Irreproachable

(Found here)

“In the liturgy, the great poet of the Advent, Isaiah, speaks to us with the words that God put on his lips when he says, ‘Though your sins be like scarlet, they may become white as snow. Though they be crimson red, they may become white as wool’ (Is 1:18). God will do this for us when we live in the truth, when we come humbly to beg pardon in acknowledging the truth about ourselves.

This begins with our faults. …when we come knowing that we have nothing to plead for us except our misery, acknowledged in the face of God’s mercy, we shall receive the fulfillment of this remarkable, almost incredible, Word of God through his prophet that, yes, he can make us irreproachable: white as snow, white as wool.
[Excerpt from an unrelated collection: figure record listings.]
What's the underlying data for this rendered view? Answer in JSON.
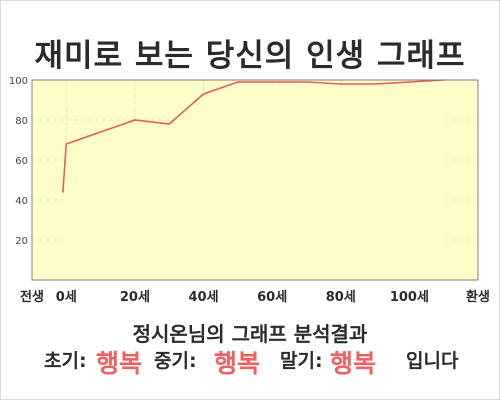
{
  "title": "재미로 보는 당신의 인생 그래프",
  "chart_data": {
    "type": "area",
    "x": [
      -1,
      0,
      20,
      30,
      40,
      50,
      60,
      70,
      80,
      90,
      100,
      110
    ],
    "x_labels": [
      "전생",
      "0세",
      "20세",
      "40세",
      "60세",
      "80세",
      "100세",
      "환생"
    ],
    "label_positions": [
      -10,
      0,
      20,
      40,
      60,
      80,
      100,
      120
    ],
    "values": [
      44,
      68,
      80,
      78,
      93,
      99,
      99,
      99,
      98,
      98,
      99,
      100
    ],
    "ylim": [
      0,
      100
    ],
    "yticks": [
      20,
      40,
      60,
      80,
      100
    ],
    "xlim": [
      -10,
      120
    ],
    "grid": true,
    "line_color": "#e06060",
    "fill_color": "#fffdc8"
  },
  "summary": {
    "title": "정시온님의 그래프 분석결과",
    "early_label": "초기:",
    "early_value": "행복",
    "mid_label": "중기:",
    "mid_value": "행복",
    "late_label": "말기:",
    "late_value": "행복",
    "ending": "입니다"
  },
  "colors": {
    "highlight": "#f06060",
    "text": "#2b2b2b"
  }
}
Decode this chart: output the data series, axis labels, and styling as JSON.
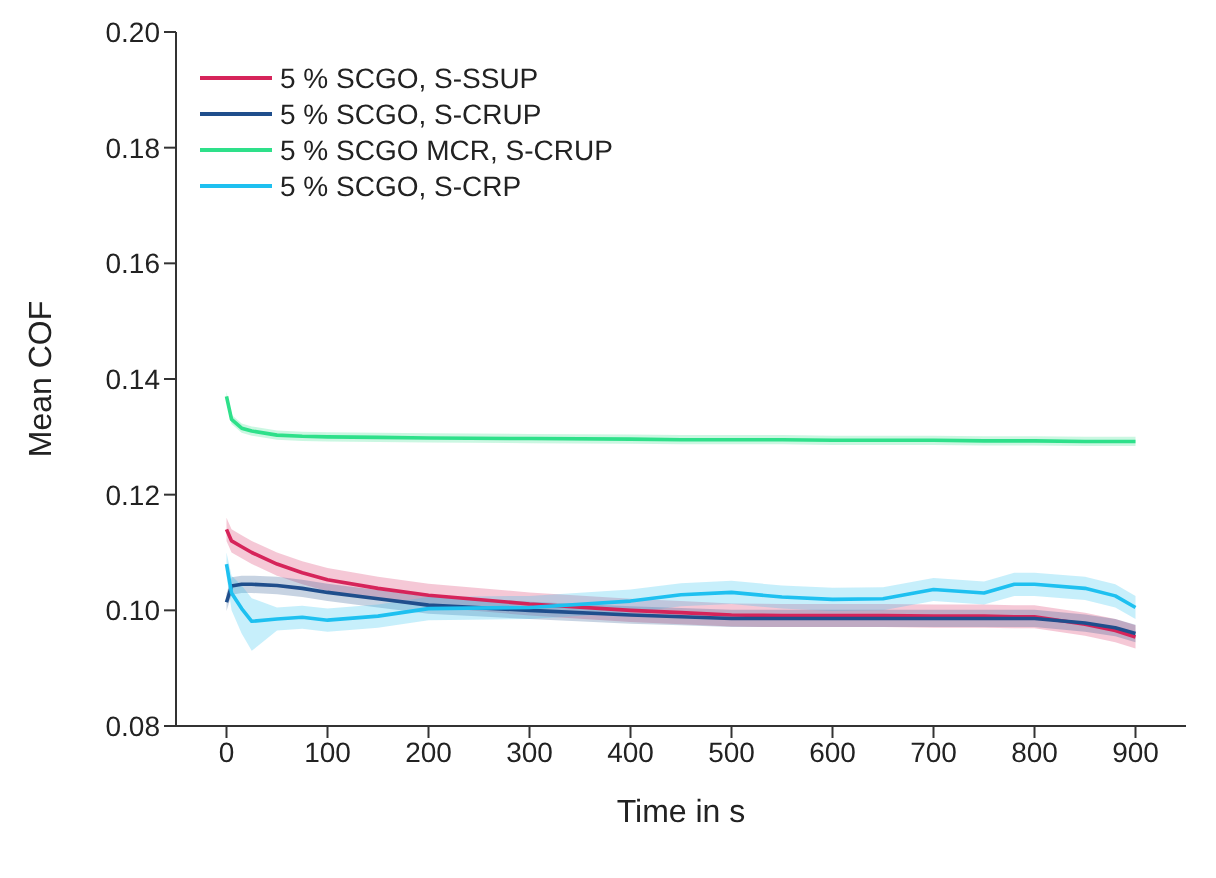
{
  "chart_data": {
    "type": "line",
    "xlabel": "Time in s",
    "ylabel": "Mean COF",
    "x": [
      0,
      5,
      15,
      25,
      50,
      75,
      100,
      150,
      200,
      300,
      400,
      450,
      500,
      550,
      600,
      650,
      700,
      750,
      780,
      800,
      850,
      880,
      900
    ],
    "xlim": [
      -50,
      950
    ],
    "xticks": [
      0,
      100,
      200,
      300,
      400,
      500,
      600,
      700,
      800,
      900
    ],
    "ylim": [
      0.08,
      0.2
    ],
    "yticks": [
      {
        "value": 0.08,
        "label": "0.08"
      },
      {
        "value": 0.1,
        "label": "0.10"
      },
      {
        "value": 0.12,
        "label": "0.12"
      },
      {
        "value": 0.14,
        "label": "0.14"
      },
      {
        "value": 0.16,
        "label": "0.16"
      },
      {
        "value": 0.18,
        "label": "0.18"
      },
      {
        "value": 0.2,
        "label": "0.20"
      }
    ],
    "grid": false,
    "legend": "top left",
    "marker": "none",
    "line_style": "solid",
    "series": [
      {
        "name": "5 % SCGO, S-SSUP",
        "color": "#d6245a",
        "values": [
          0.114,
          0.112,
          0.111,
          0.11,
          0.108,
          0.1065,
          0.1053,
          0.1038,
          0.1026,
          0.1011,
          0.1,
          0.0996,
          0.0992,
          0.0991,
          0.0991,
          0.0991,
          0.099,
          0.099,
          0.0989,
          0.0989,
          0.0976,
          0.0965,
          0.0954
        ],
        "lower": [
          0.112,
          0.11,
          0.109,
          0.108,
          0.106,
          0.1045,
          0.1033,
          0.1018,
          0.1006,
          0.0991,
          0.098,
          0.0976,
          0.0972,
          0.0971,
          0.0971,
          0.0971,
          0.097,
          0.097,
          0.0969,
          0.0969,
          0.0956,
          0.0945,
          0.0934
        ],
        "upper": [
          0.116,
          0.114,
          0.113,
          0.112,
          0.11,
          0.1085,
          0.1073,
          0.1058,
          0.1046,
          0.1031,
          0.102,
          0.1016,
          0.1012,
          0.1011,
          0.1011,
          0.1011,
          0.101,
          0.101,
          0.1009,
          0.1009,
          0.0996,
          0.0985,
          0.0974
        ]
      },
      {
        "name": "5 % SCGO, S-CRUP",
        "color": "#1f4e8c",
        "values": [
          0.1014,
          0.1042,
          0.1045,
          0.1045,
          0.1043,
          0.1038,
          0.1031,
          0.102,
          0.1009,
          0.1,
          0.0992,
          0.0989,
          0.0986,
          0.0986,
          0.0986,
          0.0986,
          0.0986,
          0.0986,
          0.0986,
          0.0986,
          0.0978,
          0.097,
          0.096
        ],
        "lower": [
          0.0999,
          0.1027,
          0.103,
          0.103,
          0.1028,
          0.1023,
          0.1016,
          0.1005,
          0.0994,
          0.0985,
          0.0977,
          0.0974,
          0.0971,
          0.0971,
          0.0971,
          0.0971,
          0.0971,
          0.0971,
          0.0971,
          0.0971,
          0.0963,
          0.0955,
          0.0945
        ],
        "upper": [
          0.1029,
          0.1057,
          0.106,
          0.106,
          0.1058,
          0.1053,
          0.1046,
          0.1035,
          0.1024,
          0.1015,
          0.1007,
          0.1004,
          0.1001,
          0.1001,
          0.1001,
          0.1001,
          0.1001,
          0.1001,
          0.1001,
          0.1001,
          0.0993,
          0.0985,
          0.0975
        ]
      },
      {
        "name": "5 % SCGO MCR, S-CRUP",
        "color": "#2ee08a",
        "values": [
          0.137,
          0.133,
          0.1315,
          0.131,
          0.1303,
          0.1301,
          0.13,
          0.1299,
          0.1298,
          0.1297,
          0.1296,
          0.1295,
          0.1295,
          0.1295,
          0.1294,
          0.1294,
          0.1294,
          0.1293,
          0.1293,
          0.1293,
          0.1292,
          0.1292,
          0.1292
        ],
        "lower": [
          0.1362,
          0.1322,
          0.1307,
          0.1302,
          0.1295,
          0.1293,
          0.1292,
          0.1291,
          0.129,
          0.1289,
          0.1288,
          0.1287,
          0.1287,
          0.1287,
          0.1286,
          0.1286,
          0.1286,
          0.1285,
          0.1285,
          0.1285,
          0.1284,
          0.1284,
          0.1284
        ],
        "upper": [
          0.1378,
          0.1338,
          0.1323,
          0.1318,
          0.1311,
          0.1309,
          0.1308,
          0.1307,
          0.1306,
          0.1305,
          0.1304,
          0.1303,
          0.1303,
          0.1303,
          0.1302,
          0.1302,
          0.1302,
          0.1301,
          0.1301,
          0.1301,
          0.13,
          0.13,
          0.13
        ]
      },
      {
        "name": "5 % SCGO, S-CRP",
        "color": "#1ec0f0",
        "values": [
          0.108,
          0.103,
          0.1003,
          0.0981,
          0.0985,
          0.0988,
          0.0983,
          0.099,
          0.1003,
          0.1005,
          0.1016,
          0.1027,
          0.1031,
          0.1023,
          0.1019,
          0.102,
          0.1036,
          0.103,
          0.1045,
          0.1045,
          0.1038,
          0.1025,
          0.1005
        ],
        "lower": [
          0.106,
          0.1,
          0.096,
          0.093,
          0.0965,
          0.0968,
          0.0963,
          0.097,
          0.0983,
          0.0985,
          0.0996,
          0.1007,
          0.1011,
          0.1003,
          0.0999,
          0.1,
          0.1016,
          0.101,
          0.1025,
          0.1025,
          0.1018,
          0.1005,
          0.0985
        ],
        "upper": [
          0.11,
          0.106,
          0.1043,
          0.1021,
          0.1005,
          0.1008,
          0.1003,
          0.101,
          0.1023,
          0.1025,
          0.1036,
          0.1047,
          0.1051,
          0.1043,
          0.1039,
          0.104,
          0.1056,
          0.105,
          0.1065,
          0.1065,
          0.1058,
          0.1045,
          0.1025
        ]
      }
    ]
  }
}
Not if we pretend that it is not so scarlet, not so crimson, or maybe it is someone else’s fault, or maybe it is situational, or maybe it is circumstantial. If we come full of excuses we, so to speak (if I may dare use such a phrase), paralyze God.

Surely this is what is meant when the Apostle says he wants God to find us irreproachable at his coming—that we are not reproaching anyone else, or anything else; but that we are humble, without excuse, blameless in the sense of not blaming anyone except ourselves. Then, and then only, can God make us irreproachable and perfect in holiness.”